A novel high-throughput approach to stratify patients based on chemotherapeutic response
Cancer is a devastating disease and is more prevalent in Wales than other countries of the UK (CR-UK figures).
The mainstay cancer treatment, chemotherapy is effective in only some patients. Indeed, some patients undergoing chemotherapy find that their cancer actually spreads. This form of resistance to therapy is complex and is governed by a myriad of genetic interactions that are unique to each tumour/patient.
At present it is not feasible (due to high costs) to dissect these detailed genetic factors and plan tailored therapy for all patients. However, we urgently need to better understand the effectiveness of chemotherapy early enough so that patients and clinicians can make informed decisions about whether to switch treatment regimens (if it is not working) or in some cases to cease treatment if there is no benefit.
Until now, the mixed response to chemotherapy in different patients has only been apparent after the treatment ends and once scans show either shrinkage of the tumour, or no change in tumour size.

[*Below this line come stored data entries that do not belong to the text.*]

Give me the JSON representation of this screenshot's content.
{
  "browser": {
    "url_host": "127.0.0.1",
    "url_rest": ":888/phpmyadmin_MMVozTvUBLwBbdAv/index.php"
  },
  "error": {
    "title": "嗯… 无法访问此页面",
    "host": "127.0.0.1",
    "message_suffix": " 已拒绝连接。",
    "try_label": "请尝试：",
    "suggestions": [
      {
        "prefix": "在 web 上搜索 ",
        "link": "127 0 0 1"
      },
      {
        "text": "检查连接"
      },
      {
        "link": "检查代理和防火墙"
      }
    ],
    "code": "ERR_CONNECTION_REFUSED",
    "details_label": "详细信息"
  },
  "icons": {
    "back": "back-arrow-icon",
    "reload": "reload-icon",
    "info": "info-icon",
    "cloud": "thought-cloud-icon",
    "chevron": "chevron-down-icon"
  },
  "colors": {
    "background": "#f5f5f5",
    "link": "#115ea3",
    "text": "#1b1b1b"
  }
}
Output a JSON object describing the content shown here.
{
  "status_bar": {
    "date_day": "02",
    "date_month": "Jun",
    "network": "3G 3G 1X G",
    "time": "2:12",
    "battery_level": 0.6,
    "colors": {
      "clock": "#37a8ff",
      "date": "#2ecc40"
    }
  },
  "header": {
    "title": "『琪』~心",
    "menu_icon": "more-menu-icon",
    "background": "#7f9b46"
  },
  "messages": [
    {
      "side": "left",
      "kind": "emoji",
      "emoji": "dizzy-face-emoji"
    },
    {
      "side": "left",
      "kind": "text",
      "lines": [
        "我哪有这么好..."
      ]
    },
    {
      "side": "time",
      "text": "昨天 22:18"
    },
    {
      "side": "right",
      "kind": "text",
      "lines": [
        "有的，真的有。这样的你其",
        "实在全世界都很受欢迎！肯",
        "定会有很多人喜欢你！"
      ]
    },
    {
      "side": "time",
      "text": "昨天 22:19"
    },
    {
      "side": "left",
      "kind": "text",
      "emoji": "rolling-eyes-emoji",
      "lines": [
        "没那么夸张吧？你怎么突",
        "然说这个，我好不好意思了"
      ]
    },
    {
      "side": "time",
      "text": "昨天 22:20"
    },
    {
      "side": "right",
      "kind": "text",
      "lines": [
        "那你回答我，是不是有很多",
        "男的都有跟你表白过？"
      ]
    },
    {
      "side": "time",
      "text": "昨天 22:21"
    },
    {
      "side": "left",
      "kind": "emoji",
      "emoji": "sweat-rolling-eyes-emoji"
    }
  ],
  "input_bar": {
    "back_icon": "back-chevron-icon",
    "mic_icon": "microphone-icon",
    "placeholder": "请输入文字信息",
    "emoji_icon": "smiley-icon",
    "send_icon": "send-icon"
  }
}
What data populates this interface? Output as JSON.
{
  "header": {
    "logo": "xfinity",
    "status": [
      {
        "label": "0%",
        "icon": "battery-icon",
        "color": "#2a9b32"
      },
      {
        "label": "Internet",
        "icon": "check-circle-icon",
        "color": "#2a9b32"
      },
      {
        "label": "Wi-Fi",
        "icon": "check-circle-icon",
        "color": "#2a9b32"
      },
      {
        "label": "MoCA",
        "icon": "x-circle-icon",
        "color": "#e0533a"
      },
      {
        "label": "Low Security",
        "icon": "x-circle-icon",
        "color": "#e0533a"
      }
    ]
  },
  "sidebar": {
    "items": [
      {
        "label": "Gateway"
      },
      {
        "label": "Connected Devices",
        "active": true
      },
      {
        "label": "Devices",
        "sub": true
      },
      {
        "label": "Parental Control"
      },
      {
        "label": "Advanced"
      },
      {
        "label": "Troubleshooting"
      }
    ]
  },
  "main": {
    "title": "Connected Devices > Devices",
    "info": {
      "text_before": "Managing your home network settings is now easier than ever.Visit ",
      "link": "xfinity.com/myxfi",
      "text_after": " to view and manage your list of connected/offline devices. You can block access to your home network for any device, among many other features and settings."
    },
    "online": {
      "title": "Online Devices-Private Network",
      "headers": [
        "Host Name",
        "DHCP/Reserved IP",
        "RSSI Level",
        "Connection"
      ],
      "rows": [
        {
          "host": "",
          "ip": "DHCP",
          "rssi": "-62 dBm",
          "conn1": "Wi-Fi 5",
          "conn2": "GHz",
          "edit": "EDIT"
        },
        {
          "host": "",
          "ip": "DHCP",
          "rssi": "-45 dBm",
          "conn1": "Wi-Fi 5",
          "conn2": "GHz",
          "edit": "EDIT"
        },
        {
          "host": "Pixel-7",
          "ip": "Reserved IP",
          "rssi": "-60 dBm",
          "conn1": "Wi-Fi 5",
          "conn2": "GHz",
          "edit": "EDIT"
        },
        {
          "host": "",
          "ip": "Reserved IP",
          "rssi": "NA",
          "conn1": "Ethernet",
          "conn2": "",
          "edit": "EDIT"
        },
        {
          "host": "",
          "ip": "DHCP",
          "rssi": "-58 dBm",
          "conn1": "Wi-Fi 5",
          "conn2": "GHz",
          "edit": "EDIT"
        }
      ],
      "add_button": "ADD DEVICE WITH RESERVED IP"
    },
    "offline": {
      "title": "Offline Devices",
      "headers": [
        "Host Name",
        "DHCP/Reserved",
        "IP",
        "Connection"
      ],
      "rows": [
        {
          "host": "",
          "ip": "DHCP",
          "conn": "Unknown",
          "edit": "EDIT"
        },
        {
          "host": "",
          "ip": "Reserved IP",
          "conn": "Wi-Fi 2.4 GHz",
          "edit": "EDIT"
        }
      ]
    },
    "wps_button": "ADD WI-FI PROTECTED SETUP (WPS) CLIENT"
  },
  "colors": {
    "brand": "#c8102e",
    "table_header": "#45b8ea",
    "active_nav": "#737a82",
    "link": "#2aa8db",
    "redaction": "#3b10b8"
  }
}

We have developed a 'low-cost' blood test that sensitively measures circulating DNA mutations in blood cells induced by chemotherapy. We have trialled this in oesophageal cancer patients and have shown some patient's blood cells respond to the chemotherapy and many mutations are induced, however others show minimal response with very few mutations induced.
This test may then act as a surrogate for the 'response' of the tumour to therapy and may identify the responders and the non-responders to chemotherapy - actually during the treatment phase.
Hence, it may be possible to intervene early using this technology in cases where patients are not responding and switch treatments between cycles. This studentship will create further pilot data, building on the preliminary investigations carried out to date and provide evidence as to whether this approach can be clinically useful.